Bug 66991 - Instrument NRWT or DRT to check whether DRT is timing out too early
Summary: Instrument NRWT or DRT to check whether DRT is timing out too early
Status: RESOLVED WONTFIX
Alias: None
Product: WebKit
Classification: Unclassified
Component: Tools / Tests (show other bugs)
Version: 528+ (Nightly build)
Hardware: Unspecified Unspecified
: P2 Normal
Assignee: Nobody
URL:
Keywords:
Depends on:
Blocks: 64491
  Show dependency treegraph
 
Reported: 2011-08-25 15:39 PDT by Peter Kasting
Modified: 2012-06-08 16:20 PDT (History)
4 users (show)

See Also:


Attachments

Note You need to log in before you can comment on or make changes to this bug.
Description Peter Kasting 2011-08-25 15:39:13 PDT
Dirk investigated two reports of mine of strange DRT behavior w.r.t. timeouts:

(1) Sometimes a test will be marked as TIMEOUT but will only claim to have taken a fraction of the available time.  See e.g. http://test-results.appspot.com/dashboards/flakiness_dashboard.html#group=%40DEPS%20-%20chromium.org&tests=fast%2Fforms%2Fform-associated-element-crash3.html where some tests TIMEOUT after 9 seconds when they should get 60.

(2) Sometimes a test will be marked as TIMEOUT without reporting a time at all.  See e.g. http://test-results.appspot.com/dashboards/flakiness_dashboard.html#tests=fast%2Fdom%2FDOMImplementation%2FcreateDocumentType-err.html .

Dirk's comments to me were as follows:

"So, NRWT (in the Chromium case) decides that a test has timed out
because it is told by DRT that it did ... we pass a timeout value to
use to DRT, and then it tells us whether or not it took too long.

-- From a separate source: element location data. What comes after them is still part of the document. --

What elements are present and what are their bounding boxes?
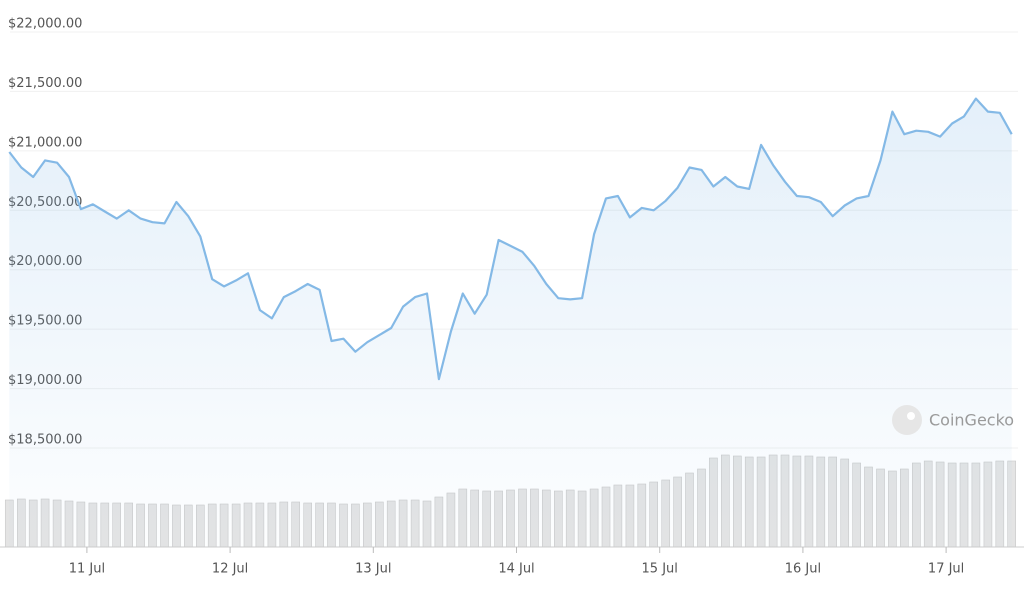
watermark-text: CoinGecko (929, 411, 1014, 430)
x-tick-label: 11 Jul (69, 562, 105, 577)
x-tick-label: 15 Jul (642, 562, 678, 577)
watermark-logo (892, 405, 922, 435)
price-line (8, 97, 1013, 381)
y-tick-label: $21,500.00 (8, 76, 82, 91)
x-tick-label: 13 Jul (355, 562, 391, 577)
price-area (9, 98, 1012, 547)
x-tick-label: 14 Jul (498, 562, 534, 577)
x-tick-label: 12 Jul (212, 562, 248, 577)
watermark: CoinGecko (892, 405, 1014, 435)
watermark-logo-eye (907, 412, 915, 420)
y-tick-label: $21,000.00 (8, 135, 82, 150)
y-tick-label: $22,000.00 (8, 17, 82, 32)
x-tick-label: 16 Jul (785, 562, 821, 577)
x-tick-label: 17 Jul (928, 562, 964, 577)
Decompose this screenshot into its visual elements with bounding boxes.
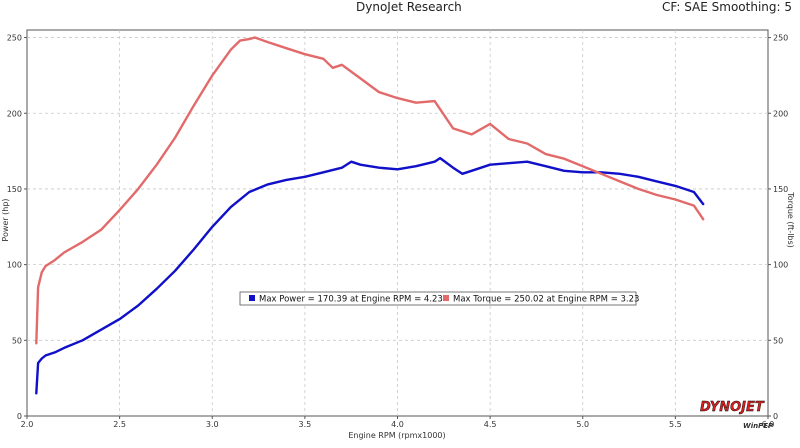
- x-tick-label: 2.5: [113, 420, 126, 429]
- y-right-tick-label: 0: [773, 412, 778, 421]
- y-right-tick-label: 100: [773, 261, 788, 270]
- torque-series-line: [35, 36, 705, 345]
- legend-box: [239, 291, 637, 306]
- y-left-tick-label: 150: [7, 185, 22, 194]
- x-tick-label: 2.0: [21, 420, 34, 429]
- y-right-tick-label: 200: [773, 109, 788, 118]
- x-tick-label: 4.0: [391, 420, 404, 429]
- y-right-tick-label: 50: [773, 336, 783, 345]
- x-tick-label: 5.0: [576, 420, 589, 429]
- y-right-tick-label: 250: [773, 34, 788, 43]
- y-left-tick-label: 50: [12, 336, 22, 345]
- y-right-tick-label: 150: [773, 185, 788, 194]
- legend-torque-entry: Max Torque = 250.02 at Engine RPM = 3.23: [453, 295, 639, 305]
- y-axis-left-label: Power (hp): [1, 198, 10, 241]
- chart-title: DynoJet Research: [356, 0, 462, 14]
- x-tick-label: 4.5: [484, 420, 497, 429]
- y-left-tick-label: 200: [7, 109, 22, 118]
- legend-power-entry: Max Power = 170.39 at Engine RPM = 4.23: [259, 295, 443, 305]
- correction-factor-label: CF: SAE Smoothing: 5: [661, 0, 792, 14]
- power-series-line: [35, 156, 705, 395]
- x-tick-label: 3.5: [299, 420, 312, 429]
- y-left-tick-label: 100: [7, 261, 22, 270]
- legend-power-swatch: [249, 295, 255, 301]
- x-tick-label: 3.0: [206, 420, 219, 429]
- y-axis-right-label: Torque (ft-lbs): [786, 191, 795, 248]
- x-tick-label: 5.5: [669, 420, 682, 429]
- grid-lines: [27, 30, 768, 416]
- legend-torque-swatch: [443, 295, 449, 301]
- y-left-tick-label: 0: [17, 412, 22, 421]
- x-axis-label: Engine RPM (rpmx1000): [348, 431, 445, 440]
- series-layer: [35, 36, 705, 395]
- legend: Max Power = 170.39 at Engine RPM = 4.23 …: [239, 291, 639, 306]
- logo-text: DYNOJET: [700, 400, 765, 415]
- y-left-tick-label: 250: [7, 34, 22, 43]
- winpep-mark: WinPEP: [743, 422, 774, 430]
- x-tick-label: 6.0: [762, 420, 775, 429]
- dynojet-logo: DYNOJET: [700, 400, 765, 415]
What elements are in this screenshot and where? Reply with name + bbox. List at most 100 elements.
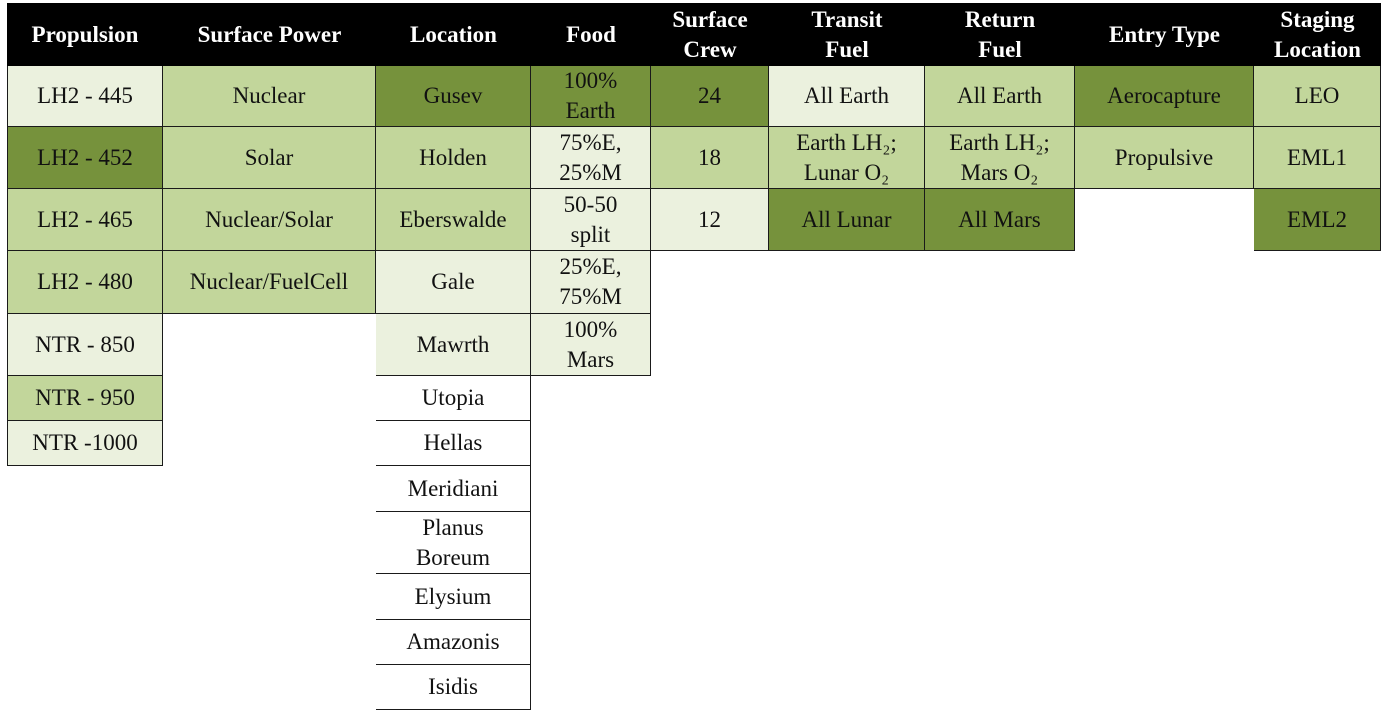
cell-text: NTR -1000 [32, 430, 138, 456]
table-cell-propulsion: LH2 - 465 [7, 189, 163, 251]
table-cell-location: Amazonis [376, 620, 531, 665]
table-cell-propulsion: LH2 - 480 [7, 251, 163, 314]
table-cell-entry-type: Propulsive [1075, 127, 1254, 189]
table-cell-location: Gale [376, 251, 531, 314]
cell-text: Earth LH₂; Lunar O₂ [796, 129, 897, 185]
cell-text: Hellas [423, 430, 483, 456]
cell-text: Meridiani [407, 475, 499, 501]
cell-text: Gale [431, 269, 475, 295]
table-cell-transit-fuel: Earth LH₂; Lunar O₂ [769, 127, 925, 189]
table-cell-staging-location: EML1 [1254, 127, 1381, 189]
table-cell-staging-location: LEO [1254, 66, 1381, 127]
header-label: Transit Fuel [811, 6, 883, 62]
header-label: Location [410, 21, 497, 47]
table-cell-location: Gusev [376, 66, 531, 127]
table-cell-surface-power: Nuclear [163, 66, 376, 127]
table-cell-propulsion: LH2 - 452 [7, 127, 163, 189]
header-label: Return Fuel [964, 6, 1036, 62]
cell-text: Solar [244, 144, 294, 170]
cell-text: Planus Boreum [415, 514, 491, 570]
cell-text: LH2 - 465 [37, 206, 133, 232]
cell-text: LEO [1294, 83, 1340, 109]
cell-text: Earth LH₂; Mars O₂ [949, 129, 1050, 185]
cell-text: Isidis [428, 674, 478, 700]
table-cell-transit-fuel: All Lunar [769, 189, 925, 251]
cell-text: Nuclear/FuelCell [189, 269, 349, 295]
table-cell-location: Utopia [376, 376, 531, 421]
table-cell-location: Planus Boreum [376, 512, 531, 574]
table-cell-return-fuel: All Earth [925, 66, 1075, 127]
table-cell-food: 50-50 split [531, 189, 651, 251]
cell-text: Aerocapture [1107, 83, 1221, 109]
cell-text: All Lunar [801, 206, 892, 232]
cell-text: Eberswalde [399, 206, 507, 232]
column-header-food: Food [531, 3, 651, 66]
table-cell-location: Eberswalde [376, 189, 531, 251]
cell-text: 12 [698, 206, 721, 232]
table-cell-return-fuel: Earth LH₂; Mars O₂ [925, 127, 1075, 189]
cell-text: 100% Earth [563, 68, 618, 123]
table-cell-propulsion: NTR - 850 [7, 314, 163, 376]
header-label: Entry Type [1109, 21, 1220, 47]
table-cell-food: 100% Earth [531, 66, 651, 127]
column-header-staging-location: Staging Location [1254, 3, 1381, 66]
table-cell-food: 100% Mars [531, 314, 651, 376]
column-header-propulsion: Propulsion [7, 3, 163, 66]
table-cell-location: Mawrth [376, 314, 531, 376]
table-cell-propulsion: NTR - 950 [7, 376, 163, 421]
cell-text: EML2 [1286, 206, 1348, 232]
cell-text: Nuclear/Solar [205, 206, 333, 232]
cell-text: Holden [419, 144, 487, 170]
header-label: Propulsion [31, 21, 139, 47]
table-cell-location: Meridiani [376, 466, 531, 512]
cell-text: NTR - 850 [35, 331, 135, 357]
cell-text: All Earth [957, 83, 1042, 109]
cell-text: All Earth [804, 83, 889, 109]
column-header-transit-fuel: Transit Fuel [769, 3, 925, 66]
cell-text: LH2 - 445 [37, 83, 133, 109]
cell-text: Nuclear [232, 83, 306, 109]
cell-text: 100% Mars [563, 316, 618, 372]
table-cell-food: 75%E, 25%M [531, 127, 651, 189]
cell-text: Elysium [414, 583, 492, 609]
cell-text: LH2 - 452 [37, 144, 133, 170]
header-label: Surface Crew [672, 6, 748, 62]
header-label: Surface Power [197, 21, 342, 47]
column-header-surface-power: Surface Power [163, 3, 376, 66]
table-cell-surface-power: Nuclear/FuelCell [163, 251, 376, 314]
table-cell-surface-crew: 12 [651, 189, 769, 251]
cell-text: 25%E, 75%M [559, 254, 622, 309]
table-cell-location: Hellas [376, 421, 531, 466]
table-cell-surface-crew: 24 [651, 66, 769, 127]
table-cell-propulsion: LH2 - 445 [7, 66, 163, 127]
column-header-return-fuel: Return Fuel [925, 3, 1075, 66]
cell-text: NTR - 950 [35, 385, 135, 411]
cell-text: 50-50 split [563, 191, 618, 247]
cell-text: LH2 - 480 [37, 269, 133, 295]
table-cell-food: 25%E, 75%M [531, 251, 651, 314]
table-cell-surface-power: Nuclear/Solar [163, 189, 376, 251]
table-cell-entry-type: Aerocapture [1075, 66, 1254, 127]
cell-text: 75%E, 25%M [559, 129, 622, 185]
table-cell-return-fuel: All Mars [925, 189, 1075, 251]
cell-text: 24 [698, 83, 721, 109]
column-header-surface-crew: Surface Crew [651, 3, 769, 66]
cell-text: All Mars [958, 206, 1041, 232]
column-header-location: Location [376, 3, 531, 66]
cell-text: Propulsive [1114, 144, 1214, 170]
table-cell-location: Holden [376, 127, 531, 189]
table-cell-propulsion: NTR -1000 [7, 421, 163, 466]
table-cell-transit-fuel: All Earth [769, 66, 925, 127]
table-cell-surface-crew: 18 [651, 127, 769, 189]
cell-text: EML1 [1286, 144, 1348, 170]
column-header-entry-type: Entry Type [1075, 3, 1254, 66]
header-label: Food [566, 21, 616, 47]
table-cell-location: Isidis [376, 665, 531, 710]
table-cell-surface-power: Solar [163, 127, 376, 189]
cell-text: 18 [698, 144, 721, 170]
cell-text: Gusev [423, 83, 483, 109]
header-label: Staging Location [1274, 6, 1361, 62]
cell-text: Utopia [421, 385, 485, 411]
table-cell-staging-location: EML2 [1254, 189, 1381, 251]
cell-text: Mawrth [416, 331, 490, 357]
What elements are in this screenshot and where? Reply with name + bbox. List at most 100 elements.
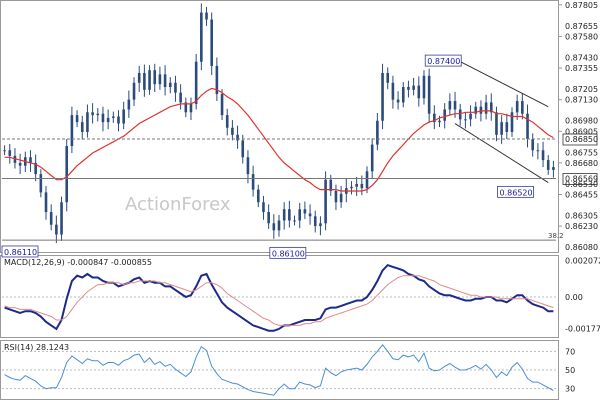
candle-body: [91, 112, 94, 116]
candle-body: [231, 127, 234, 135]
price-label-box: [269, 246, 307, 259]
candle-body: [241, 140, 245, 158]
level-lines: 0.86850 0.86569 38.2: [2, 133, 598, 241]
candle-body: [205, 12, 208, 20]
candle-body: [500, 122, 503, 135]
candle-body: [396, 99, 400, 103]
candle-body: [122, 109, 125, 124]
candle-body: [484, 102, 488, 114]
level-label: 0.86850: [565, 135, 598, 144]
candle-body: [293, 220, 296, 222]
candle-body: [153, 70, 157, 85]
candle-body: [251, 174, 255, 190]
candle-body: [29, 157, 32, 163]
price-tick-label: 0.87130: [565, 96, 598, 105]
price-label: 0.86100: [272, 249, 305, 258]
candle-body: [277, 220, 281, 231]
price-label-box: [424, 54, 462, 67]
candle-body: [536, 150, 540, 152]
price-axis: 0.87805 0.87580 0.87355 0.87130 0.86905 0.866…: [558, 1, 598, 252]
level-box: [562, 133, 598, 146]
candle-body: [391, 82, 395, 100]
candle-body: [106, 117, 110, 123]
candle-body: [313, 216, 317, 227]
candle-body: [39, 174, 43, 193]
channel-upper-line: [454, 58, 549, 108]
price-tick-label: 0.86080: [565, 243, 598, 252]
candle-body: [552, 167, 555, 170]
candle-body: [13, 155, 17, 163]
candle-body: [521, 101, 524, 114]
candle-body: [184, 102, 188, 113]
macd-tick-label: 0.002072: [565, 256, 600, 265]
candle-body: [158, 74, 162, 85]
candle-body: [189, 103, 193, 113]
candle-body: [132, 82, 136, 100]
candle-body: [8, 150, 12, 156]
price-tick-label: 0.86230: [565, 222, 598, 231]
macd-line: [4, 263, 554, 332]
price-tick-label: 0.86980: [565, 117, 598, 126]
candle-body: [117, 116, 120, 124]
candle-body: [60, 202, 63, 235]
candle-body: [44, 192, 48, 213]
candle-body: [469, 113, 472, 120]
price-tick-label: 0.87430: [565, 54, 598, 63]
candle-body: [101, 113, 105, 123]
candle-body: [143, 72, 146, 90]
candle-body: [298, 209, 302, 221]
price-tick-label: 0.87655: [565, 22, 598, 31]
candle-body: [381, 72, 384, 121]
watermark: ActionForex: [125, 194, 231, 215]
candle-body: [339, 193, 343, 203]
candle-body: [225, 115, 229, 128]
candle-body: [350, 186, 353, 189]
candle-body: [495, 112, 498, 135]
candle-body: [515, 101, 519, 113]
price-label-box: [1, 245, 39, 258]
candle-body: [479, 106, 483, 114]
candle-body: [541, 150, 545, 161]
candle-body: [448, 101, 452, 110]
price-label: 0.86110: [4, 248, 37, 257]
candle-body: [267, 212, 270, 224]
candle-body: [75, 115, 79, 123]
candle-body: [215, 65, 219, 95]
candle-body: [427, 75, 431, 114]
rsi-tick-label: 50: [565, 366, 575, 375]
candle-body: [168, 82, 172, 88]
candle-body: [489, 102, 493, 113]
candle-body: [200, 12, 203, 62]
price-labels: 0.86110 0.86100 0.87400 0.86520: [1, 54, 534, 259]
macd-title: MACD(12,26,9) -0.000847 -0.000855: [4, 258, 152, 267]
candle-body: [464, 119, 467, 121]
candle-body: [272, 223, 276, 231]
candle-body: [365, 171, 369, 189]
level-box: [562, 173, 598, 185]
candle-body: [49, 212, 53, 225]
candle-body: [407, 87, 410, 90]
price-tick-label: 0.86680: [565, 159, 598, 168]
candle-body: [55, 224, 58, 235]
ma-line: [4, 87, 554, 192]
macd-tick-label: 0.00: [565, 293, 583, 302]
rsi-title: RSI(14) 28.1243: [4, 343, 69, 352]
candle-body: [194, 61, 198, 104]
candle-body: [34, 162, 37, 175]
candle-body: [355, 183, 358, 187]
candle-body: [505, 122, 509, 132]
price-label: 0.86520: [500, 188, 533, 197]
candle-body: [531, 138, 535, 151]
candle-body: [376, 120, 379, 145]
candle-body: [417, 85, 421, 99]
candle-body: [112, 116, 115, 118]
price-tick-label: 0.86905: [565, 127, 598, 136]
candle-body: [80, 122, 84, 132]
candle-body: [18, 162, 22, 166]
candle-body: [127, 99, 131, 110]
candle-body: [308, 213, 312, 217]
candle-body: [412, 85, 415, 90]
price-tick-label: 0.87580: [565, 32, 598, 41]
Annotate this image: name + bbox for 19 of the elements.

"This means that either (a) we're passing in the wrong value, or (b)
DRT is buggy and timing out too early. I verified that we were passing
in the correct value in at least one try, so I'm wondering if (b) is
the problem here.

"That would also explain how we can get some timeout results with no number.

"It would be straightforward to instrument either NRWT or DRT to check
for this. Can you file a bug for this?"

This is that bug.
Comment 1 Dirk Pranke 2011-08-25 15:44:45 PDT
Adding Tony to this as well ... note that this has definitely been seen on Linux and looks like it happens on windows as well. Haven't checked to see if this is happening on the Mac.

It's a bit of a toss-up as to how to deal with such a thing (short of fixing the bug, obviously). My first though would be to instrument DRT to print to stderr when it thinks a test has timed out (and to print the timeout we were given), and/or instrument NRWT to log the timeout we passed it and how long the test did take.

There's a question of whether NRWT should override DRT's interpretation and consider the test some other kind of failure instead of a TIMEOUT, but I don't know that it matters that much. We don't really have any other way to indicate "the testing infrastructure didn't work right" as opposed to "the test failed".
Comment 2 Peter Kasting 2011-08-25 16:13:02 PDT
In http://build.chromium.org/p/chromium.webkit/builders/Webkit%20Mac10.6%20%28CG%29/builds/342/steps/webkit_tests/logs/stdio , searching for pdf-as-background shows this output:

***
2011-08-25 15:54:43,868 26177 single_test_runner.py:221 DEBUG worker/13 fast/images/pdf-as-background.html output stderr lines:


2011-08-25 15:54:43,868 26177 worker.py:158 DEBUG worker/13 killing driver
2011-08-25 15:54:43,869 26177 worker.py:180 DEBUG worker/13 fast/images/pdf-as-background.html failed:
2011-08-25 15:54:43,869 26143 printing.py:469 INFO   fast/images/pdf-as-background.html -> unexpected test timed out
2011-08-25 15:54:43,869 26177 worker.py:182 DEBUG worker/13  Test timed out
***

This suggests that in this case some other error is resulting in "kill test, claim timeout" which (looking at http://test-results.appspot.com/dashboards/flakiness_dashboard.html#tests=fast%2Fimages%2Fpdf-as-background.html ) is then getting reported as "timeout, 2 seconds" or similar.
Comment 3 Eric Seidel (no email) 2011-08-25 17:12:42 PDT
I wonder if this could relate to bug 63981.
Comment 4 Dirk Pranke 2012-06-08 16:00:38 PDT
I'm not sure if this is still an issue; I haven't seen anything suspicious like this in quite a while, and we use a totally different code path for handling timeouts now. Peter, are you okay with me closing this?
Comment 5 Peter Kasting 2012-06-08 16:20:37 PDT
If you don't think there's value in this bug, closing is fine.